Make sure you return your keys and follow any check out procedures outlined in your tenancy agreement.


What can I do if my landlord isn't returning my deposit, or wants to make deductions I don't agree with?


This will depend on your type of tenancy and whether your deposit has been protected - you can visit our Deposits page for advice on your options.

Finding Non-Student Accommodation

Finding graduate accommodation is a new experience compared to searching as a student.

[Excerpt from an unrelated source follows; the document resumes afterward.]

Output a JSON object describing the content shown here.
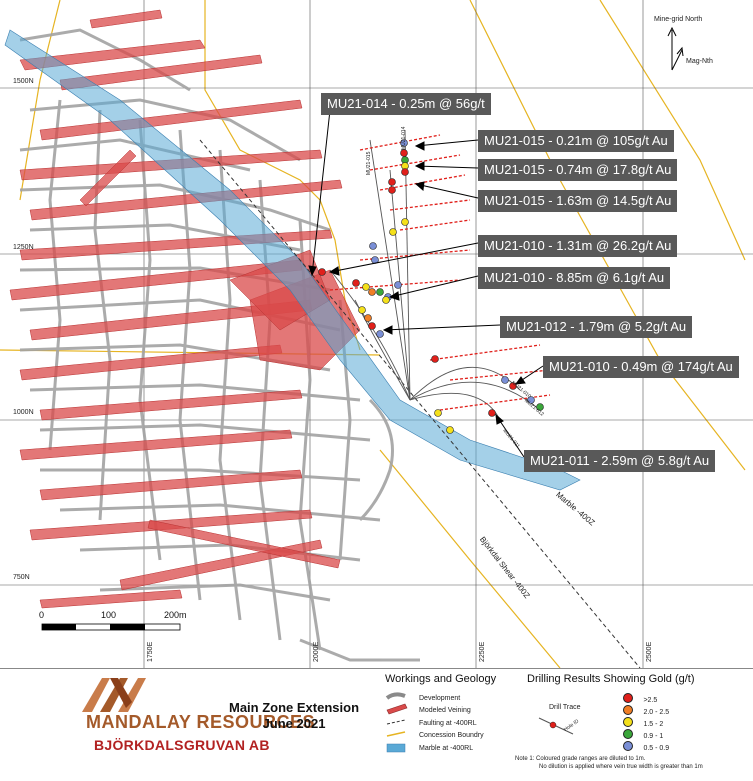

You may be returning home to your parents for a while, but if that is not an option you will find lots of letting agencies on the internet.  Before you commit to anything it may be worth checking out the ‘finding accommodation’ advice outlined on the Citizens Advice public website. You can also visit our Tenancy Agreements page for advice on your rights.


Money //

Repaying Your Student Loans

If you have a loan with Student Finance you will start repayments the April after you graduate, but only if you're working and earning enough money.  The earnings threshold and the amount you pay per month will depend on your income, who gave you the loan, and which plan you were on. See the Gov.UK Repaying Your Student Loans page to find out more about which repayment plan you are on and how much per month you will be expected to repay.


When you start making repayments they will be deducted monthly from your income, i.e. from your salary.

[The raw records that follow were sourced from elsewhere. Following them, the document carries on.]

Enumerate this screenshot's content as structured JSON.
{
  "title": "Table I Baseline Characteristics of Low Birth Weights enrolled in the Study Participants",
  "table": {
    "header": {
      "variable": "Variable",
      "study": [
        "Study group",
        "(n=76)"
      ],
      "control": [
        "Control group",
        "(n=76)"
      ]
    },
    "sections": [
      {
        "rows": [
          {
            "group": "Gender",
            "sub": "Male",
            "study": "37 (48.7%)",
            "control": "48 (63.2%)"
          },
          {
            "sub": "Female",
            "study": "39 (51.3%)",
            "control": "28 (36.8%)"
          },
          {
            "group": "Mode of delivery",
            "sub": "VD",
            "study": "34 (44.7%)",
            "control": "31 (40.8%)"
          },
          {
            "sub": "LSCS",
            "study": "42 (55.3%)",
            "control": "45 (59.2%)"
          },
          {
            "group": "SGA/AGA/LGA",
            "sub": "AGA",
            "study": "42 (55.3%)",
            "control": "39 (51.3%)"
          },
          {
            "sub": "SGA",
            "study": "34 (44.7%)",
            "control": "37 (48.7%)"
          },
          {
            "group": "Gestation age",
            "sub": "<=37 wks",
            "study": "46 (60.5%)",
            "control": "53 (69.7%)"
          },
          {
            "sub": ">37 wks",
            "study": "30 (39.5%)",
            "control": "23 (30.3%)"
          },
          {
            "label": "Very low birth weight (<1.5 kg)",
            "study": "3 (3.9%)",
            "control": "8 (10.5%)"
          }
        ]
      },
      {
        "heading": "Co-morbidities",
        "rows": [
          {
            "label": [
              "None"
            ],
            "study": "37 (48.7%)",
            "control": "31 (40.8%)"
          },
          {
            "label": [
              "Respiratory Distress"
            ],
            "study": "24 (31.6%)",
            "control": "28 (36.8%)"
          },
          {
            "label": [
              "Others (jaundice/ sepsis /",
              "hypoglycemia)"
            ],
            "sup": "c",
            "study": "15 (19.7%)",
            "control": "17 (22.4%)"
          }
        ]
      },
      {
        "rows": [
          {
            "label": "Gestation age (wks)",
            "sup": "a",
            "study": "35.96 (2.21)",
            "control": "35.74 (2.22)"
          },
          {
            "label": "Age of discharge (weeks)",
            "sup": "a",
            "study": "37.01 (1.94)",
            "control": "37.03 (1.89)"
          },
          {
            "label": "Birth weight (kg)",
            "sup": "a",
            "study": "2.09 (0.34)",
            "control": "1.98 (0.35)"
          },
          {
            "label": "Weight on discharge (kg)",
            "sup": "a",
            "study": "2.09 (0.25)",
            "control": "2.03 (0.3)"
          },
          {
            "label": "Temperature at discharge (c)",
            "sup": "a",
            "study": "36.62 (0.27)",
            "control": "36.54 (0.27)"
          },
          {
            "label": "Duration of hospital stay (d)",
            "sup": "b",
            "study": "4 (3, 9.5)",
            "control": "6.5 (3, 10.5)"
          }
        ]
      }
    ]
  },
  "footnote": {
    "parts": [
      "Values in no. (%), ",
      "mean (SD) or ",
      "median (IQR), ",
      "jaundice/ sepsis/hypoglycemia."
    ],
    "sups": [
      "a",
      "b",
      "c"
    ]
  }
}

If you go travelling or work abroad, you are still eligible to repay your student loan if you have an income.  It is your responsibility to maintain contact with the Student Loans Company (SLC) as non-contact could lead to them activating their debt recovery procedures.  In short, this would have a negative impact upon your credit rating and may include legal processes.

Understanding Your Payslip

Most students have had a part-time job during their studies and are familiar with pay-slips.  However, when you begin working as a non-student, additional deductions will be taken from your gross salary, particularly Income Tax, National Insurance and Pension contributions as well as your student loan.


The Government has introduced an auto-enrolment pension system, which means that all employers must sign all staff up to a pension system.  Larger employers will have national pension schemes, e.g. NHS, Local Authorities, Government, Universities and Education. You will see your pension contributions on your payslip.


You can read a good summary about payslips and what the different sections mean on the Money Helper website. You can find out more information about pensions at Pension Wise and about taxes on the HMRC website.

Student Bank Accounts

If you have a student bank account at graduation, you are encouraged to visit your bank.  Most banks will offer a graduate account, which lets you keep most of the benefits of your student account for at least one year, including your 0% overdraft facility. Be aware that the overdraft will need to be paid off by the end of that period otherwise you will be charged for your overdraft. If you are going onto post-graduate study, tell your bank and see if you can keep your student account rather than go onto a graduate account straight away.


You can read more about graduate accounts and find the best offers by visiting Money Saving Expert.

Welfare Benefits

UK Students who do not have a job when their course ends may be entitled to claim unemployment benefit through Universal Credit. You may also be able to get help with housing costs and get a reduction in council tax.


If you have an illness or disability there may be additional benefits available to you. You can visit our Disabled Students page for more information.


Important: The relevant date is the last date of your course, not the day you graduate.